The original plan was to major in history and chemistry, her two favorite subjects in high school, but Knothe took a FOCUS cluster, The Middle East and Islam in Global Contexts, that changed everything. Drawn to the program’s filmmaking aspect, she learned the power of visual and cinematic storytelling and how film can be a tool for social justice.
“My Mom and I would always see movies at The Flicks, this little movie theater in my hometown,” Knothe shares. “I grew up with this love of film but never really considered it as a career until I came to Duke.”

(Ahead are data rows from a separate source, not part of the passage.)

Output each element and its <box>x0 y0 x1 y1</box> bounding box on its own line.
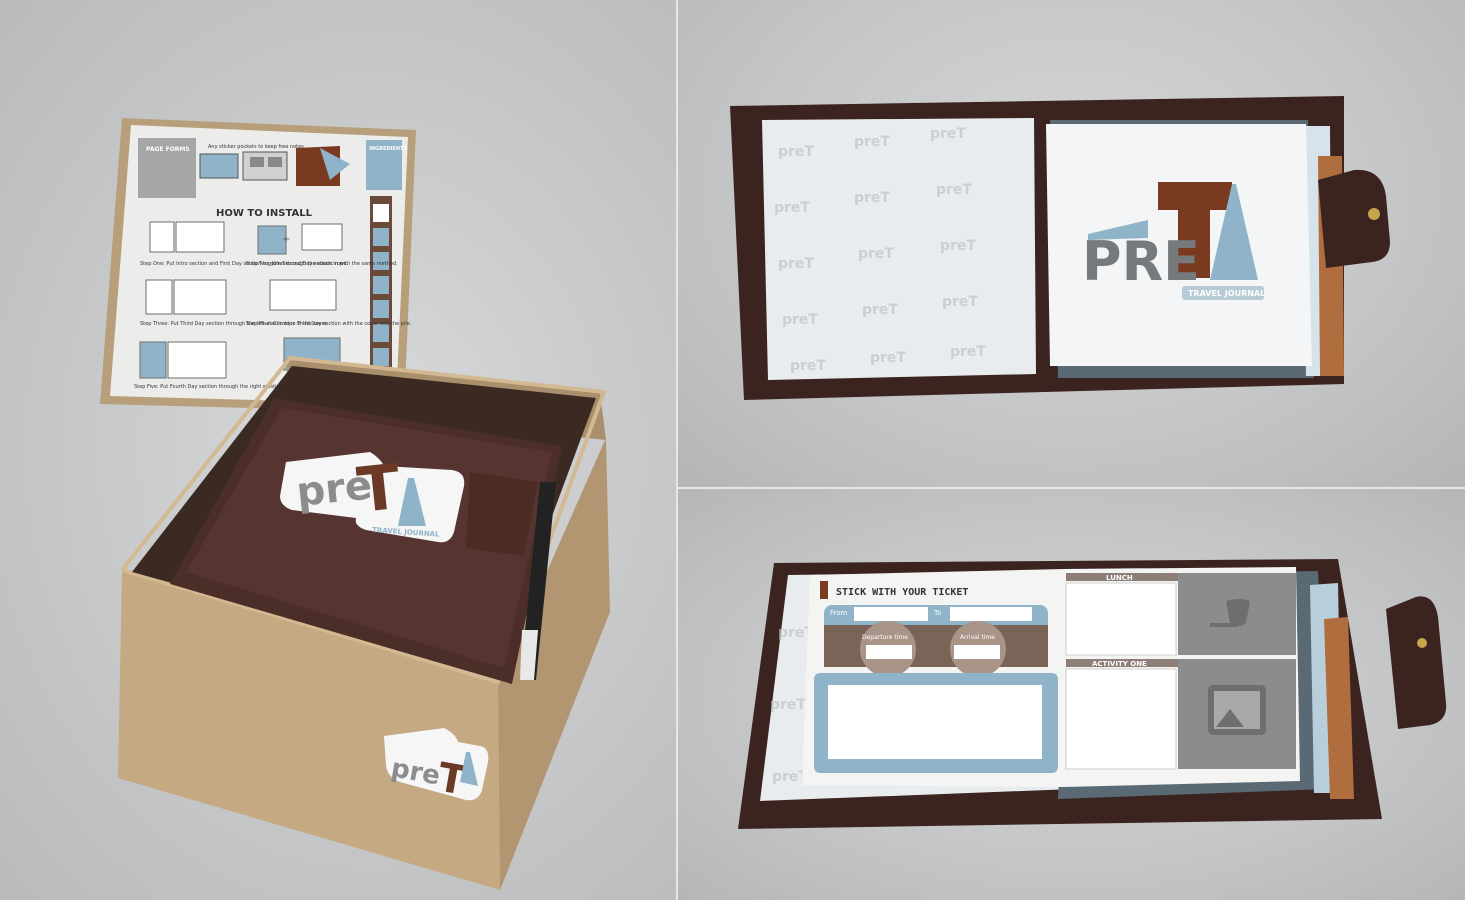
svg-text:preT: preT <box>770 697 806 713</box>
svg-text:preT: preT <box>782 312 818 328</box>
from-label: From <box>830 609 848 617</box>
svg-text:T: T <box>354 450 404 527</box>
step-four: Step Four: Combine Third Day section wit… <box>246 321 412 327</box>
departure-label: Departure time <box>862 634 908 641</box>
svg-text:preT: preT <box>778 144 814 160</box>
svg-text:preT: preT <box>862 302 898 318</box>
box-scene: PAGE FORMS Any sticker pockets to keep f… <box>100 118 610 890</box>
svg-text:preT: preT <box>774 200 810 216</box>
step-two: Step Two: Join Second Day section in wit… <box>246 261 398 267</box>
svg-text:preT: preT <box>950 344 986 360</box>
svg-text:preT: preT <box>940 238 976 254</box>
svg-text:preT: preT <box>790 358 826 374</box>
to-label: To <box>933 609 941 617</box>
top-note: Any sticker pockets to keep free notes <box>208 144 304 150</box>
svg-text:preT: preT <box>870 350 906 366</box>
lunch-label: LUNCH <box>1106 574 1133 582</box>
svg-text:+: + <box>282 234 290 245</box>
logo-tagline: TRAVEL JOURNAL <box>1188 289 1265 298</box>
arrival-label: Arrival time <box>960 634 995 641</box>
activity-label: ACTIVITY ONE <box>1092 660 1147 668</box>
how-to-install-title: HOW TO INSTALL <box>216 208 313 219</box>
svg-text:preT: preT <box>942 294 978 310</box>
ticket-title: STICK WITH YOUR TICKET <box>836 587 968 598</box>
photo-journal-inner-page: preT preT preT STICK WITH YOUR TICKET From… <box>678 489 1465 900</box>
ingredients-label: INGREDIENTS <box>369 146 407 152</box>
inner-page-scene: preTpreTpreT STICK WITH YOUR TICKET From… <box>738 559 1447 829</box>
open-journal-scene: preT preT preT preT preT preT preT preT preT p… <box>730 96 1390 400</box>
svg-text:preT: preT <box>778 256 814 272</box>
svg-text:preT: preT <box>936 182 972 198</box>
svg-text:preT: preT <box>930 126 966 142</box>
svg-text:preT: preT <box>858 246 894 262</box>
photo-box-with-journal: PAGE FORMS Any sticker pockets to keep f… <box>0 0 676 900</box>
photo-journal-cover-page: preT preT preT preT preT preT preT preT preT p… <box>678 0 1465 487</box>
svg-text:preT: preT <box>854 134 890 150</box>
svg-text:preT: preT <box>854 190 890 206</box>
page-forms-label: PAGE FORMS <box>146 146 190 153</box>
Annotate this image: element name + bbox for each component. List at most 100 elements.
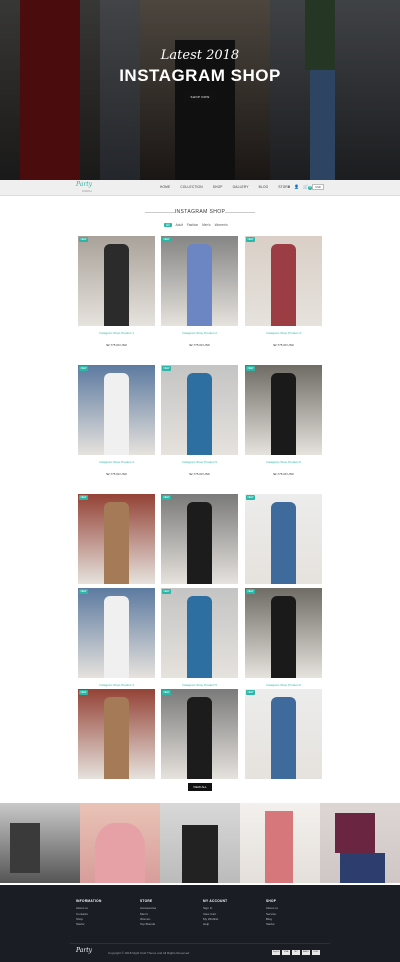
user-icon[interactable]: 👤 <box>294 184 299 190</box>
product-card[interactable]: NEW <box>245 689 322 779</box>
new-badge: NEW <box>246 237 255 242</box>
discover-icon: DISC <box>312 950 320 955</box>
new-badge: NEW <box>79 237 88 242</box>
nav-icons: ⌕ 👤 🛒0 <box>288 184 313 190</box>
footer-link[interactable]: Help <box>203 922 227 927</box>
new-badge: NEW <box>79 366 88 371</box>
nav-item-home[interactable]: HOME <box>160 185 170 189</box>
product-name[interactable]: Instagram Shop Product 6 <box>245 683 322 687</box>
main-menu: HOME COLLECTION SHOP GALLERY BLOG STORE <box>160 185 290 189</box>
product-name[interactable]: Instagram Shop Product 5 <box>161 683 238 687</box>
product-image <box>271 502 296 584</box>
nav-item-gallery[interactable]: GALLERY <box>233 185 249 189</box>
hero-title: INSTAGRAM SHOP <box>119 66 281 85</box>
footer-link[interactable]: About us <box>266 906 278 911</box>
product-name[interactable]: Instagram Shop Product 5 <box>161 460 238 464</box>
site-logo[interactable]: Party Online <box>76 182 92 194</box>
product-image <box>104 596 129 678</box>
mastercard-icon: MC <box>292 950 300 955</box>
product-image <box>187 697 212 779</box>
new-badge: NEW <box>162 237 171 242</box>
footer-link[interactable]: Top Brands <box>140 922 156 927</box>
product-card[interactable]: NEW <box>161 588 238 678</box>
product-name[interactable]: Instagram Shop Product 4 <box>78 460 155 464</box>
amex-icon: AMEX <box>302 950 310 955</box>
new-badge: NEW <box>79 589 88 594</box>
filter-fashion[interactable]: Fashion <box>187 223 198 227</box>
product-card[interactable]: NEW <box>78 588 155 678</box>
filter-all[interactable]: All <box>164 223 172 227</box>
product-card[interactable]: NEW <box>78 365 155 455</box>
currency-select[interactable]: USD <box>312 184 324 190</box>
product-price: $2,775.00 USD <box>273 343 294 347</box>
product-card[interactable]: NEW <box>78 494 155 584</box>
visa-icon: VISA <box>282 950 290 955</box>
product-card[interactable]: NEW <box>245 588 322 678</box>
new-badge: NEW <box>246 495 255 500</box>
footer-link[interactable]: Sitefor <box>266 922 278 927</box>
product-card[interactable]: NEW <box>245 236 322 326</box>
new-badge: NEW <box>162 690 171 695</box>
product-image <box>104 697 129 779</box>
new-badge: NEW <box>162 495 171 500</box>
footer-logo[interactable]: Party <box>76 947 92 954</box>
instagram-photo-5[interactable] <box>320 803 400 883</box>
filter-womens[interactable]: Women's <box>215 223 228 227</box>
product-image <box>187 502 212 584</box>
product-image <box>271 244 296 326</box>
title-divider-right <box>225 212 255 213</box>
product-price: $2,775.00 USD <box>273 472 294 476</box>
product-price: $2,775.00 USD <box>189 472 210 476</box>
footer-link[interactable]: Accessories <box>140 906 156 911</box>
product-image <box>187 244 212 326</box>
product-name[interactable]: Instagram Shop Product 6 <box>245 460 322 464</box>
search-icon[interactable]: ⌕ <box>288 184 290 190</box>
copyright-text: Copyright © 2018 Night Club Theme and Al… <box>108 951 190 955</box>
shop-now-button[interactable]: SHOP NOW <box>182 92 218 102</box>
product-card[interactable]: NEW <box>161 365 238 455</box>
section-title: INSTAGRAM SHOP <box>174 209 226 215</box>
product-card[interactable]: NEW <box>78 236 155 326</box>
new-badge: NEW <box>79 690 88 695</box>
paypal-icon: PayPal <box>272 950 280 955</box>
product-card[interactable]: NEW <box>161 236 238 326</box>
product-card[interactable]: NEW <box>78 689 155 779</box>
product-name[interactable]: Instagram Shop Product 4 <box>78 683 155 687</box>
filter-mens[interactable]: Men's <box>202 223 210 227</box>
new-badge: NEW <box>162 366 171 371</box>
product-card[interactable]: NEW <box>245 365 322 455</box>
product-name[interactable]: Instagram Shop Product 3 <box>245 331 322 335</box>
filter-adult[interactable]: Adult <box>176 223 183 227</box>
instagram-photo-4[interactable] <box>240 803 320 883</box>
product-image <box>271 697 296 779</box>
category-filters: All Adult Fashion Men's Women's <box>164 223 228 227</box>
instagram-photo-1[interactable] <box>0 803 80 883</box>
site-footer: INFORMATION About us Contacts Shop Sitef… <box>0 885 400 962</box>
product-image <box>271 596 296 678</box>
product-price: $2,775.00 USD <box>106 472 127 476</box>
nav-item-collection[interactable]: COLLECTION <box>180 185 202 189</box>
product-name[interactable]: Instagram Shop Product 2 <box>161 331 238 335</box>
hero-subtitle: Latest 2018 <box>160 48 240 63</box>
product-card[interactable]: NEW <box>161 494 238 584</box>
payment-icons: PayPal VISA MC AMEX DISC <box>272 950 320 955</box>
new-badge: NEW <box>162 589 171 594</box>
product-card[interactable]: NEW <box>245 494 322 584</box>
new-badge: NEW <box>79 495 88 500</box>
footer-col-my-account: MY ACCOUNT Sign In View Cart My Wishlist… <box>203 899 228 927</box>
product-name[interactable]: Instagram Shop Product 1 <box>78 331 155 335</box>
view-all-button[interactable]: VIEW ALL <box>188 783 212 791</box>
product-price: $2,775.00 USD <box>189 343 210 347</box>
hero-banner: Latest 2018 INSTAGRAM SHOP SHOP NOW <box>0 0 400 180</box>
footer-link[interactable]: Sitefor <box>76 922 102 927</box>
footer-col-information: INFORMATION About us Contacts Shop Sitef… <box>76 899 102 927</box>
footer-divider <box>70 943 330 944</box>
instagram-photo-2[interactable] <box>80 803 160 883</box>
nav-item-blog[interactable]: BLOG <box>259 185 269 189</box>
nav-item-shop[interactable]: SHOP <box>213 185 223 189</box>
instagram-photo-3[interactable] <box>160 803 240 883</box>
product-card[interactable]: NEW <box>161 689 238 779</box>
cart-icon[interactable]: 🛒0 <box>303 184 313 190</box>
product-image <box>271 373 296 455</box>
product-image <box>104 244 129 326</box>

While Knothe eventually wants to become a documentary filmmaker, she’s currently preoccupied with graduating. Between working at the Duke Coffee House, serving as a Trinity Ambassador and savoring her final Duke Independent Film Festival, she’s also finishing capstones for Cinematic Arts and Documentary Studies, as well as her thesis project in German Studies.
Having studied German in high school, the cinephile came to Duke thinking she would fulfill her language credits and move on, but she simply fell in love with the department. The small class sizes and the close connections she formed with peers and faculty convinced her to stay.
“Studying German at Duke provided a way to learn literature, history, art history — all these different elements and interests in one major,” she says. “I also knew I wanted to study abroad for a year, so I went to Berlin and discovered a love for German film.”
She brings this love to her thesis project, where she explores the 1981 West German film No Mercy, No Future, directed by Helma Sanders-Brahms. Knothe looks at the film through three different lenses: reproductive rights, semiotics and Marxist film theory. In a chapter devoted to reproductive rights, Knothe examines how institutions such as prisons and the Church exert influence over women’s bodies. Another chapter looks at how the film constructs depictions of reality and subjectivity through a unique cinematic language, with the final chapter discussing the emergence of class critique within the film.
After graduation, Knothe will travel to Germany this summer to work on a project with a fellow documentary colleague. Funded by the Benenson Award in the Arts, they will tell the story of her friend’s ancestors, forced to flee to the United States in 1938. Before they fled, they managed to sell the home for one dollar to another family — who selflessly hid the matriarch, suffering from multiple sclerosis and unable to leave, for three months until her death.
As she looks back on a very prolific four years at Duke, what will Knothe miss most?
“Definitely the resources and support systems that have enabled me to follow my passions and these threads of interest I’ve had throughout my time at Duke,” she shares. “Duke allowed me to bring my interests together and find ways to pursue all of it, without having to make those hard decisions about letting go of my favorites.”